Whole-Exome Sequencing Reveals Clinical Potential of Circulating Tumor DNA from Peritoneal Fluid and Plasma in Endometrial Cancer

SIMPLE SUMMARY: Studies on biomarkers for endometrial cancer using circulating tumor DNA (ctDNA) from liquid biopsy samples are lacking. The aim of this study was to analyze gDNA from tumor tissues and ctDNA derived from peritoneal fluid and plasma samples and determine their mutational concordance via microsatellite instability, copy number alteration, and mutational signature analyses using whole-exome sequencing and P53 immunohistochemistry. ctDNA of two patients with negative cytology presented TP53 mutations concordant with those in the tissue, and the ctDNA of a patient with positive cytology harbored both TP53 and POLE mutations, although none were detected in the tissue.

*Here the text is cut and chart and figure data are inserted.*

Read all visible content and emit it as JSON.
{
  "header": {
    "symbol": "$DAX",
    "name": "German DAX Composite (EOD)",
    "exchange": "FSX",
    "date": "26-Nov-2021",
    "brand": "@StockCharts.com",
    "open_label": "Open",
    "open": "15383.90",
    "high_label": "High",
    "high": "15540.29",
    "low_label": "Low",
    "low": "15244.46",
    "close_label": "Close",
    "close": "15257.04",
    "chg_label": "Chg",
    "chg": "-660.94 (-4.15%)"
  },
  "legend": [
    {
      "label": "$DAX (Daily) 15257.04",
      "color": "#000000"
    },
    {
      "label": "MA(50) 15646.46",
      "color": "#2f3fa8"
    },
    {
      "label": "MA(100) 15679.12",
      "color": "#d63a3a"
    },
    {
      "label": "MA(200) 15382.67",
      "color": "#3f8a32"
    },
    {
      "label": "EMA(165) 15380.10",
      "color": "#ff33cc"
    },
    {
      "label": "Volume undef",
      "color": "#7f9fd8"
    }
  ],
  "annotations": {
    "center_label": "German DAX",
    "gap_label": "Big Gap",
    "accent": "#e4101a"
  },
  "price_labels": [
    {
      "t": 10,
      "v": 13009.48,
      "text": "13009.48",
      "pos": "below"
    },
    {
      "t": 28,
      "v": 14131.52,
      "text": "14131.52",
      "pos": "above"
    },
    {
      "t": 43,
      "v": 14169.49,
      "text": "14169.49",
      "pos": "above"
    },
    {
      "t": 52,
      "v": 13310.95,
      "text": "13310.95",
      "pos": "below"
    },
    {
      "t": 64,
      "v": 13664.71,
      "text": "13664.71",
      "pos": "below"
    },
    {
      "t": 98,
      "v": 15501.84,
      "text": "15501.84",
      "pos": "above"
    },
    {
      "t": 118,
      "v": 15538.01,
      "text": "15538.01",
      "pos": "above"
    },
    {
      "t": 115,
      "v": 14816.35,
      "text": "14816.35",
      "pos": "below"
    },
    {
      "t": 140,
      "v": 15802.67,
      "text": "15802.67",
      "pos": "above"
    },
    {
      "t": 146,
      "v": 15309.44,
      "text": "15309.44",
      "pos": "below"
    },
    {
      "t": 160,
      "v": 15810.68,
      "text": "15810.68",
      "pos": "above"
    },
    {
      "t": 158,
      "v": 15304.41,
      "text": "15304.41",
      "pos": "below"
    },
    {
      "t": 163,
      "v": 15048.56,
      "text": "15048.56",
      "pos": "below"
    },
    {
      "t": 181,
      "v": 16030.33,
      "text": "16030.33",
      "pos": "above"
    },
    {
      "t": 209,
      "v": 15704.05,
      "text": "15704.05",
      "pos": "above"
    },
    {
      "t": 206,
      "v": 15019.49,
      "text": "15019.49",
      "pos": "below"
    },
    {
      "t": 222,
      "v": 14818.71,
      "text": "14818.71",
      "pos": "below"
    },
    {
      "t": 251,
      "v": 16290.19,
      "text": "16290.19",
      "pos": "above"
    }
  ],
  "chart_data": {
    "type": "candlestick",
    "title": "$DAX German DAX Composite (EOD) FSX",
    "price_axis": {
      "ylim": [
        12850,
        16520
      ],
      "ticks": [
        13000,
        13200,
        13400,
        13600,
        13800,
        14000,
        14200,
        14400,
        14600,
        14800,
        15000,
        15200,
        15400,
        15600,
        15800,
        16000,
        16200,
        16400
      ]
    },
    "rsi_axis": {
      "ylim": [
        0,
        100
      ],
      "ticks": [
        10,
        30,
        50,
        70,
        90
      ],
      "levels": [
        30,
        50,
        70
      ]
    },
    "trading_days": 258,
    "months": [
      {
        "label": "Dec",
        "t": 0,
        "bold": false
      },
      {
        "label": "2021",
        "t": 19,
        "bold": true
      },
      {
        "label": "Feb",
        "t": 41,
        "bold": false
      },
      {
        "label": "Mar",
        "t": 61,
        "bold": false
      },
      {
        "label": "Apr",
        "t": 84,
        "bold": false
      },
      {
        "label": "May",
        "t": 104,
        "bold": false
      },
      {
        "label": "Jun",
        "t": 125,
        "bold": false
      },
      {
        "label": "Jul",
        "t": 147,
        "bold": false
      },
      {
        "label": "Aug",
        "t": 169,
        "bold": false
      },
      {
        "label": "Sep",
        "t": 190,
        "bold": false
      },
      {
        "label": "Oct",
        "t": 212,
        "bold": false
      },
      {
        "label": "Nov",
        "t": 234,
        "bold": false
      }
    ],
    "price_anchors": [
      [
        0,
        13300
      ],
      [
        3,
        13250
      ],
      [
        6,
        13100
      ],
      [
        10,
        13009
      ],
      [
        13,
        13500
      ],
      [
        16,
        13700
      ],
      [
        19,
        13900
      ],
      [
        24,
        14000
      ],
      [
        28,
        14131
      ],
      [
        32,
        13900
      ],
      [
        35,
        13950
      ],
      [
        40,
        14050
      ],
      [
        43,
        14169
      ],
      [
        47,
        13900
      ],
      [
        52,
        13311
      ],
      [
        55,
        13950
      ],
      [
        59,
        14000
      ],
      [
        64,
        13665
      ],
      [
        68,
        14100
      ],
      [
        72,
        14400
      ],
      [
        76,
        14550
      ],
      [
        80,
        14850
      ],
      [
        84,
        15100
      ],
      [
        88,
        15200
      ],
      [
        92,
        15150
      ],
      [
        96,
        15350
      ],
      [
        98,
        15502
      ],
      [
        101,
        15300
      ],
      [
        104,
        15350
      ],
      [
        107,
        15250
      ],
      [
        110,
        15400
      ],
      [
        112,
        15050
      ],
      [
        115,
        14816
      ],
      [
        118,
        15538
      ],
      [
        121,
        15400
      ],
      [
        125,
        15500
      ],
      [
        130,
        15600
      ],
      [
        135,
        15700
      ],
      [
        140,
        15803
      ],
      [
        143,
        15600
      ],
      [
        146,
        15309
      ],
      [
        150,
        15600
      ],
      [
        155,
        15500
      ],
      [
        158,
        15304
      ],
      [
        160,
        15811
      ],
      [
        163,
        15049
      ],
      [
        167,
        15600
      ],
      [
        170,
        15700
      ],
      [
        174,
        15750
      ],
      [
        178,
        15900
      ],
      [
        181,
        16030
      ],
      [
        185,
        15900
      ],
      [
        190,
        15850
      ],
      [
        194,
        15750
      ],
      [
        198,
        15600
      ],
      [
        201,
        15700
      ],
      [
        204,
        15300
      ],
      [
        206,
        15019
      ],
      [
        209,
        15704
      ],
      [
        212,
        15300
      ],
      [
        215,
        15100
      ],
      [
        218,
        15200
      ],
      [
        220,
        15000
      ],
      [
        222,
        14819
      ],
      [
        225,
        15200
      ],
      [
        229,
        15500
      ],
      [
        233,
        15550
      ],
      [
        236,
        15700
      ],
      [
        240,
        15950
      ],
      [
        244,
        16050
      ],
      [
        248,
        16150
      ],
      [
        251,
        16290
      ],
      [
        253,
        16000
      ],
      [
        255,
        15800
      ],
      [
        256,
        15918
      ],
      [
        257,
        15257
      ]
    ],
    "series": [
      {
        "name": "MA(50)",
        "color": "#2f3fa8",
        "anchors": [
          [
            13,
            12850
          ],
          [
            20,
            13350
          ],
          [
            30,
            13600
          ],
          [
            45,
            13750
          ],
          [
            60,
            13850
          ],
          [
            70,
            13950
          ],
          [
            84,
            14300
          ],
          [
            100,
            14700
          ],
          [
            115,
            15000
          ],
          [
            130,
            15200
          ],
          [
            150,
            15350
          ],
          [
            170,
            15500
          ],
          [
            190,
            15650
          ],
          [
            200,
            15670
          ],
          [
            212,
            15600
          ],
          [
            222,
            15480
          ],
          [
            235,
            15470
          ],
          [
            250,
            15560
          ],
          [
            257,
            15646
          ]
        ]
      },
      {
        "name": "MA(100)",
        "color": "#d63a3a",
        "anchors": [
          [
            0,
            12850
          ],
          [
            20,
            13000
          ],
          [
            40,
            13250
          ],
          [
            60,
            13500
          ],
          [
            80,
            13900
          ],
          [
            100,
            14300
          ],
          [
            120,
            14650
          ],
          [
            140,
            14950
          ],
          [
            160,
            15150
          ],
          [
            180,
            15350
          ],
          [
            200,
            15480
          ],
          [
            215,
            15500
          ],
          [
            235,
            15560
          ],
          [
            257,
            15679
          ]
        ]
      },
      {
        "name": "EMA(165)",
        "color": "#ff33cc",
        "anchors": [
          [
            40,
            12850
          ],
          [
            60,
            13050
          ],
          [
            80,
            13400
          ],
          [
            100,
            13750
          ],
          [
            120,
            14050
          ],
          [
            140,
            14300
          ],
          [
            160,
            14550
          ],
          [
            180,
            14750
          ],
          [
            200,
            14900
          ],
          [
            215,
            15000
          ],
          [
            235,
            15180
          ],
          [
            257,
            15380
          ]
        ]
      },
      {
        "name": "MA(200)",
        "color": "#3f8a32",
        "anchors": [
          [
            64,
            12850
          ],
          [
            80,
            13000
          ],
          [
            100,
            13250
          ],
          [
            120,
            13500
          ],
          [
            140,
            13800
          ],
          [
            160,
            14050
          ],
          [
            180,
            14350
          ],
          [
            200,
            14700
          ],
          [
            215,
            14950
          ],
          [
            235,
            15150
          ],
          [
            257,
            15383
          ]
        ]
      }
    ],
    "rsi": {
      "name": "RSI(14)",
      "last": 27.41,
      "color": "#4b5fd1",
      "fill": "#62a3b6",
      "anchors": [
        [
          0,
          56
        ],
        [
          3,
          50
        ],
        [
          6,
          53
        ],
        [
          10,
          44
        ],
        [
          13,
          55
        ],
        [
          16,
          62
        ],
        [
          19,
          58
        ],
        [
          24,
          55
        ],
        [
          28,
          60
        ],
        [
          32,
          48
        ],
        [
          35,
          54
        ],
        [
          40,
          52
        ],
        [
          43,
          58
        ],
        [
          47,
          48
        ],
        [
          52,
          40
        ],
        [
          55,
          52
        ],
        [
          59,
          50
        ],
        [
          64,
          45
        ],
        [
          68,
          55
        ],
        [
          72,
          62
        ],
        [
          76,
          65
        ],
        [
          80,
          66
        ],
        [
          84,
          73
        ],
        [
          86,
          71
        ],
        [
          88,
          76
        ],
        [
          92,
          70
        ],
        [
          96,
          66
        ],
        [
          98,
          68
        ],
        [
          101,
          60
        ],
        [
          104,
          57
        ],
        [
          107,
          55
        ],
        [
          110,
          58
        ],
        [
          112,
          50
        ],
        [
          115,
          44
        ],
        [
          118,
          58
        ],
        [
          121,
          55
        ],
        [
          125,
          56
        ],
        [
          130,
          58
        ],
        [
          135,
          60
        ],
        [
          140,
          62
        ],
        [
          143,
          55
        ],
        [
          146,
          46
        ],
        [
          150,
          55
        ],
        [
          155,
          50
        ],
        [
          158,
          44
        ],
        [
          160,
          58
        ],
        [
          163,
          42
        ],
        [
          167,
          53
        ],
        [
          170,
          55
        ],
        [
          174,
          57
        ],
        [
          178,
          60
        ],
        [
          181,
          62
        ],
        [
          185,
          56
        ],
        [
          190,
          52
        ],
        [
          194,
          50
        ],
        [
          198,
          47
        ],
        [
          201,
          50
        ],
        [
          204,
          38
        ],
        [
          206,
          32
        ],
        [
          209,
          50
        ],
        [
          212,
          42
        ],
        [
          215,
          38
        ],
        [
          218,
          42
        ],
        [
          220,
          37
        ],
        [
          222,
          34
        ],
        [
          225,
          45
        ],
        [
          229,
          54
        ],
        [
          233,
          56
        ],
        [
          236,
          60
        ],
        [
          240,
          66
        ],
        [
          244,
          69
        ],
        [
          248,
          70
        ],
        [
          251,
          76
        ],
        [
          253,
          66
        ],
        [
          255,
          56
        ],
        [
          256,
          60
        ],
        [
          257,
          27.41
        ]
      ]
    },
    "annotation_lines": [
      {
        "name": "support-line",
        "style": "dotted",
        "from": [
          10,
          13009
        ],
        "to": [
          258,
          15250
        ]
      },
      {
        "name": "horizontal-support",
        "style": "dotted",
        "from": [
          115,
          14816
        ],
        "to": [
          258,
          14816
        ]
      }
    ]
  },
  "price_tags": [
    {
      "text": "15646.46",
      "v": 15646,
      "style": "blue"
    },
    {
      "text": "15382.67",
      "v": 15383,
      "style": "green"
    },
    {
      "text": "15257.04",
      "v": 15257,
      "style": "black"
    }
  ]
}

This study is the first to demonstrate comprehensive genomic concordance between ctDNA from the peritoneal fluid and tumor gDNA in endometrial cancer at the whole-exome level. ABSTRACT: Endometrial cancer (EC) is the most common type of gynecological cancer. Studies comparing tumor gDNA and ctDNA isolated from the plasma and peritoneal fluid of EC patients are limited. Whole-exome sequencing and P53 immunohistochemistry of 24 paired tissue, plasma, and peritoneal fluid samples from 10 EC patients were performed to analyze somatic mutations, copy number alterations, microsatellite instability, and mutational signatures. Mutations in cancer-related genes (KMT2C, NOTCH2, PRKAR1A, SDHA, and USP6) and genes related to EC (ARID1A, CTNNB1, PIK3CA, and PTEN) were identified with high frequencies among the three samples. TP53 and POLE mutations, which are highly related to the molecular classification of EC, were identified based on several key observations. The ctDNA of two patients with negative peritoneal fluid presented TP53 mutations concordant with those in tissues. ctDNA from the plasma and peritoneal fluid of a patient with positive cytology harbored both TP53 and POLE mutations, although none were detected in tissues. Additionally, the patient presented with wild type P53 immunohistochemistry, with a focal “high” expression in a “low” wild type background. The tissues and peritoneal fluid of 75% EC patients showed concordant microsatellite instability. Furthermore, we observed strong mutational concordance between the peritoneal fluid and tumors. Our data suggest that the ctDNA from peritoneal fluid might be a suitable biomarker for identifying the mutational landscape of EC and could complement tumor heterogeneity.